Auf dem Heimweg habe ich noch bei Pesch hereingeschaut. Dort sind Gaga and Design der Hauptact. Ich geriet allerdings in den Cocktailabend und das Erdgeschoss war voller schwarzgekleideter Menschen. Die Stühle und die „raumgreifende Installation“ waren nahezu unsichtbar. In der etwas leereren ersten Etage verstörte mich zunächst das Lampenungetüm Marie Coquine von Philippe Starck, was der Mann sich dabei gedacht hat … ich weiß es nicht … Dann die Fläche von Baxter. Kannte ich vorher nicht, habe ich gegoogelt und ich finde die Möbel auf deren (schlimmer) Website alle ziemlich scheußlich. Die Leute bei Pesch haben aber ein Händchen dafür, die Dinge so zu arrangieren und dekorieren, so dass es wirklich fabelhaft aussieht, wie z. B. das currygelbe Sofa Chester Moon, das bezaubernde Loungechair Ensemble Bauhaus, der putzige Puschelstuhl Nepal (Ich nenne ihn liebevoll Määäh), oder die durch die pesch’sche Pistolendeko aufgeppten Beistelltische.
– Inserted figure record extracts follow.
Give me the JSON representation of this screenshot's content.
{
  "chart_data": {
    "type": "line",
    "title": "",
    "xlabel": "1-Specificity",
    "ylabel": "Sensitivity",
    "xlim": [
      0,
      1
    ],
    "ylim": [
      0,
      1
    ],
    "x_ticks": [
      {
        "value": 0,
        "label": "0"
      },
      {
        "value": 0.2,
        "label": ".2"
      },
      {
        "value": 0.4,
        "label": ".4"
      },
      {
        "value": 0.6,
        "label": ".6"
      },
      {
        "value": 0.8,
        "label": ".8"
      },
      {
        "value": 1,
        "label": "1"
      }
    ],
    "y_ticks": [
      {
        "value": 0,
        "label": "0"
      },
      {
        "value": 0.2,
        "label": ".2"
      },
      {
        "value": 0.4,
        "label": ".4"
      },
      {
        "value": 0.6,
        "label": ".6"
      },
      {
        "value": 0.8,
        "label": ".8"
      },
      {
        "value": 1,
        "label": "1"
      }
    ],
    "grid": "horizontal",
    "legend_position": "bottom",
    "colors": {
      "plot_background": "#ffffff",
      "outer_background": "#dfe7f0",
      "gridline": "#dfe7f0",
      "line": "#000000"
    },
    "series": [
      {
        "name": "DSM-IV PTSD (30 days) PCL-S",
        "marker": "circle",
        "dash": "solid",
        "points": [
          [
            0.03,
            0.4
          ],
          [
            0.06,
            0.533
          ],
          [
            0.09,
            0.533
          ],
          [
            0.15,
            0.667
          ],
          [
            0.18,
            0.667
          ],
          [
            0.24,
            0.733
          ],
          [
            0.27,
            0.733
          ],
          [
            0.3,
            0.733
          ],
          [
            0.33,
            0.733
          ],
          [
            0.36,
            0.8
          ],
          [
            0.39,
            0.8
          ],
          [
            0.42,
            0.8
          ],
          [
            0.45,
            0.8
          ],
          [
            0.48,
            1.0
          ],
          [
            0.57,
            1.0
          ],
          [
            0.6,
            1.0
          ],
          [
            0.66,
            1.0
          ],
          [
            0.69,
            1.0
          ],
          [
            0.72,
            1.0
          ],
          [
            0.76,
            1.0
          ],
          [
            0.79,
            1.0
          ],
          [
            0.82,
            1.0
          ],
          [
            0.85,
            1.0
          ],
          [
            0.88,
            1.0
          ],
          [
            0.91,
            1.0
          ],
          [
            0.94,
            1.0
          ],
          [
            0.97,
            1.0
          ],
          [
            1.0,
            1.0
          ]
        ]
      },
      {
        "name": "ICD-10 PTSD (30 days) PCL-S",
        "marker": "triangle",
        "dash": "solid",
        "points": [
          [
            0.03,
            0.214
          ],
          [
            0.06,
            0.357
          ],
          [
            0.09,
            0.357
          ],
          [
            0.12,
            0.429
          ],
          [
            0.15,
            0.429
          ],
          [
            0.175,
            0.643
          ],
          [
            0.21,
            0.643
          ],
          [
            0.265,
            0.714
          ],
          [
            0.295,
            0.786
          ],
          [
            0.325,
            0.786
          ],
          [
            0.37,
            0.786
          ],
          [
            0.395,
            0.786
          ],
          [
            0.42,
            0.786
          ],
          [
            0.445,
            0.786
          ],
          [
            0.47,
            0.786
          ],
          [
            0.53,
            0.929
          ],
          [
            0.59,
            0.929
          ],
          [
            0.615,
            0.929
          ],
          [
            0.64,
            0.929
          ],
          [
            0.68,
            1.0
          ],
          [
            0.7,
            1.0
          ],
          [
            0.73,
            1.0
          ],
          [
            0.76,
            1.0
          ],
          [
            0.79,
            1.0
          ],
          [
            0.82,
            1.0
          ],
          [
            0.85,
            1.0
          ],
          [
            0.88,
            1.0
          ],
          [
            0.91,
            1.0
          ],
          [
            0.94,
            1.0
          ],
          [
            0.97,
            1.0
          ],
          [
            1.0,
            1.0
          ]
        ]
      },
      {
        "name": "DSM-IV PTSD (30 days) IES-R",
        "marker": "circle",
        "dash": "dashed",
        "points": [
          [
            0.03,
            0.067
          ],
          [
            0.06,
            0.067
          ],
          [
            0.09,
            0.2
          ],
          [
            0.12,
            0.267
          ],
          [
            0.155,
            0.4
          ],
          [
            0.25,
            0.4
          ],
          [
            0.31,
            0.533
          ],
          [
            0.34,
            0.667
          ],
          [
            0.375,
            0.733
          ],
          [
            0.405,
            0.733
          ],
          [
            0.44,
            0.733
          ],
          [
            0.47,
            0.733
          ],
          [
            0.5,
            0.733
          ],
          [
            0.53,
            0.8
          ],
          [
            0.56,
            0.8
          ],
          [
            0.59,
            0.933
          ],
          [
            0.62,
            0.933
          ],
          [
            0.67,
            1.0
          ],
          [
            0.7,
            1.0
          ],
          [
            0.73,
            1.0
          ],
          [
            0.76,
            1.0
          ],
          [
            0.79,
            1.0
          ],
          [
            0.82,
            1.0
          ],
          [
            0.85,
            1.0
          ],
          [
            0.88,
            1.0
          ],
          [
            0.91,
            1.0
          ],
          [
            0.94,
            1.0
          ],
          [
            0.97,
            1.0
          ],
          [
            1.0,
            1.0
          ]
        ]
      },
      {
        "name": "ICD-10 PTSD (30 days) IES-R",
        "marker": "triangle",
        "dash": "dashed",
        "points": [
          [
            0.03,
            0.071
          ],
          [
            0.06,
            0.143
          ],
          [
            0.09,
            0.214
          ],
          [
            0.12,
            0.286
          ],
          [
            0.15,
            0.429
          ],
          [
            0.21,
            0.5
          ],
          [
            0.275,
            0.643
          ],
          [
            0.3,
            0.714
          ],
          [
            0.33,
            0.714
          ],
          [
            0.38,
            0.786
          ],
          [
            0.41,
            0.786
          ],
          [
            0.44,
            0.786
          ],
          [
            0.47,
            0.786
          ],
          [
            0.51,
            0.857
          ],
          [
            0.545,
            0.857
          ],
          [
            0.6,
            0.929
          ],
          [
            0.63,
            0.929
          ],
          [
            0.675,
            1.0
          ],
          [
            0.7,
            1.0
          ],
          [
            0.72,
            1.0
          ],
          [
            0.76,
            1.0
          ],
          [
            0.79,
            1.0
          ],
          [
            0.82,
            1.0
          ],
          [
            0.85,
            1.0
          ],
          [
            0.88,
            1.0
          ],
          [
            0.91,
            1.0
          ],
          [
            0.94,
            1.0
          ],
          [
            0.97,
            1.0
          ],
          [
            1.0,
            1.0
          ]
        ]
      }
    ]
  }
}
Das war der erste Streich, es stehen noch Ehrenfeld und Südstadt auf dem Programm.

Ein Kommentar

  1. Danke, Ute. Da man ja eh nicht alles angucken kann, freu ich mich über deinen Bericht. Witzig, wo ich heute noch das Rijksstudio gepostet hab, direkt in deinem Beitrag über Designer zu lesen, die sich davon haben inspirieren lassen.
    Freu mich über weitere Berichte und natürlich besonders, wenn wir uns morgen sehen.